I get some of the same feelings listening to Philip Parfitt as I do when listening to the likes of Leonard Cohen: that same sense of mysticism and adventure, the same sense of poeticism and deeper meanings, the same darkness, not that theatrical darkness that goth bands used to embrace to look menacing or otherworldly, but the sort of darkness that is found in the corners of all our lives if only we look deep enough.
Songs such as Black Widow, with its brilliant blend of spoken word and sultry brass, the pathos-infused Broken, and the acoustic alt-rock ballad Too Little Too Late all drip with such dark reflections, but these qualities are the hallmark of the whole album to some degree.

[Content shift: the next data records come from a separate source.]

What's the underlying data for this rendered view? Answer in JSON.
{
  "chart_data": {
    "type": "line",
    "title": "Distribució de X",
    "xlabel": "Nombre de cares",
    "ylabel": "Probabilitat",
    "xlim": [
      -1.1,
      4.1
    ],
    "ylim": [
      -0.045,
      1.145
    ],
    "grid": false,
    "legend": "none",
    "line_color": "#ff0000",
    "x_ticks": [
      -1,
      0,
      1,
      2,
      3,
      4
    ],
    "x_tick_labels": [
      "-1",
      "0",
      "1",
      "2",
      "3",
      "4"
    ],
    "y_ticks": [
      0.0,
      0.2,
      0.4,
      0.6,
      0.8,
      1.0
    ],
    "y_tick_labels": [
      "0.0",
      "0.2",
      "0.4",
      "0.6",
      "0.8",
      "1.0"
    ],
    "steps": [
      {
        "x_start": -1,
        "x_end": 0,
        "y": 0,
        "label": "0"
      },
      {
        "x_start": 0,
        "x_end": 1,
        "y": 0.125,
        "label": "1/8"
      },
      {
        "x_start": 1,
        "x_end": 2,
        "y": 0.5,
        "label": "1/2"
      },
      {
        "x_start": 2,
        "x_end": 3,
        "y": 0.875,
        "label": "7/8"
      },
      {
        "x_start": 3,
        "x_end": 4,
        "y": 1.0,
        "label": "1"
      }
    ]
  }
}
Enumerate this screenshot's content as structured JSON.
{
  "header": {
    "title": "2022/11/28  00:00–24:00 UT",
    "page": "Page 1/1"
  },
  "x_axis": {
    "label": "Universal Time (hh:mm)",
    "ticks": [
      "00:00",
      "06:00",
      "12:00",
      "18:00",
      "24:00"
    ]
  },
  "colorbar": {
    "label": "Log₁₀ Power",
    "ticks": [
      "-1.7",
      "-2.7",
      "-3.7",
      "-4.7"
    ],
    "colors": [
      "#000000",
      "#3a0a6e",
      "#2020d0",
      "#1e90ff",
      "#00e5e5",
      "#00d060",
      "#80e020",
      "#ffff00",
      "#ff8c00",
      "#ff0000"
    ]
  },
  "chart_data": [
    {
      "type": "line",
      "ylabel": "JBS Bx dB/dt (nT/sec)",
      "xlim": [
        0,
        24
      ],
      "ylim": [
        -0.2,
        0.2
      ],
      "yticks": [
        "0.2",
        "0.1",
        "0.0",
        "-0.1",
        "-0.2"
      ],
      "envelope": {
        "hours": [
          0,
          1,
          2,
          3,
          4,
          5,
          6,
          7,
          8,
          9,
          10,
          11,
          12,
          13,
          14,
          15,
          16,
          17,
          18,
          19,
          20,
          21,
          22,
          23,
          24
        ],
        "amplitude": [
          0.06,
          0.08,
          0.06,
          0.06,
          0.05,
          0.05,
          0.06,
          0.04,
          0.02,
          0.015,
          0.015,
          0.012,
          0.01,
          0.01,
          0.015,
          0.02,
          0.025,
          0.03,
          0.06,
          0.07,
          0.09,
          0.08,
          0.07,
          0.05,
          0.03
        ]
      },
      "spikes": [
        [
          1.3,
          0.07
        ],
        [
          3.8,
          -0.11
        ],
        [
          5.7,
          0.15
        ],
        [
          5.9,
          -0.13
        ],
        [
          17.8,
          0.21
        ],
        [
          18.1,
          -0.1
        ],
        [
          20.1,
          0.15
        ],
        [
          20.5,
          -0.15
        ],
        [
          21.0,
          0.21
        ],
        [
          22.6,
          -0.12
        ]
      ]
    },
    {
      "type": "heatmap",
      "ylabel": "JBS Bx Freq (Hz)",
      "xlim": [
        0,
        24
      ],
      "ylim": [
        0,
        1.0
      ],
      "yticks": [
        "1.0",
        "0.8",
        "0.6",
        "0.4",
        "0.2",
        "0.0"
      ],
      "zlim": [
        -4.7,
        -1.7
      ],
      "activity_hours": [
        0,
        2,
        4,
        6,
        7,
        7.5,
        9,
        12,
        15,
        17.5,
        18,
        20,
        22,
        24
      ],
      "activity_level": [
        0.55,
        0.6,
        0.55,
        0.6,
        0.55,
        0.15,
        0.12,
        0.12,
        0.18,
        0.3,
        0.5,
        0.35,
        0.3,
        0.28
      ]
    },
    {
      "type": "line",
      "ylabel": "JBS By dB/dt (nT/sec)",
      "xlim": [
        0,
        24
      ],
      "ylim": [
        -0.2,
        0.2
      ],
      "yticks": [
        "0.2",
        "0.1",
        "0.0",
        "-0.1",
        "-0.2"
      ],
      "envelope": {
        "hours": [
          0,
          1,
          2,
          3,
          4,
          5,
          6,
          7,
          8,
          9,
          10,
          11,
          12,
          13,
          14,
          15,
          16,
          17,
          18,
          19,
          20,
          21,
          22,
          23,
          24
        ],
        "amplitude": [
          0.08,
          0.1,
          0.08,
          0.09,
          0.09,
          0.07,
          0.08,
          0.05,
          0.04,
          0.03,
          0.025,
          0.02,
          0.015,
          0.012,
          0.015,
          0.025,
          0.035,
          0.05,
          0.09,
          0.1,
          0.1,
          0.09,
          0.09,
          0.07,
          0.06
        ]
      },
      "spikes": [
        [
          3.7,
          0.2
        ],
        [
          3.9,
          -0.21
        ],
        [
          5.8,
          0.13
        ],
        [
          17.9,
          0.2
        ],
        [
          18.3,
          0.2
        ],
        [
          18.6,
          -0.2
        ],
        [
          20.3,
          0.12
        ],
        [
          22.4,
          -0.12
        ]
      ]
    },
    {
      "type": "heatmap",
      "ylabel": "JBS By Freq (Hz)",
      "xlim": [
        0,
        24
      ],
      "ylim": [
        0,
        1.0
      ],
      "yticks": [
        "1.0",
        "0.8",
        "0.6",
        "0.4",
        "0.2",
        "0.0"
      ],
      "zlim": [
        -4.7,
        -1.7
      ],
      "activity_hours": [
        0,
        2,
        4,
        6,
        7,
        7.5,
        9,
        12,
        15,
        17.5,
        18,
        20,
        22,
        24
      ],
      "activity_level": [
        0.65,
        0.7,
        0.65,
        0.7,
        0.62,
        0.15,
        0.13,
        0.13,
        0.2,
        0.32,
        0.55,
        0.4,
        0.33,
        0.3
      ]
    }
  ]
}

Philip Parfitt’s skill, which he demonstrates effortlessly on Dark Light, is his ability to take something as well-trodden as rock music and find new places for it to go. He warps it into strange, stretched versions of itself, he laces through soulful brass lines which become inexplicably sinister or seductive just through any association with the music, and he writes lyrical narratives that feel like the unseen story lines that thread their way through the back of a Carson McCullers or Flannery O’Connor story.
Modern music is too predictable, too unadventurous, and too eager to live up to audiences’ expectations. So thank God for musicians like Philip Parfitt.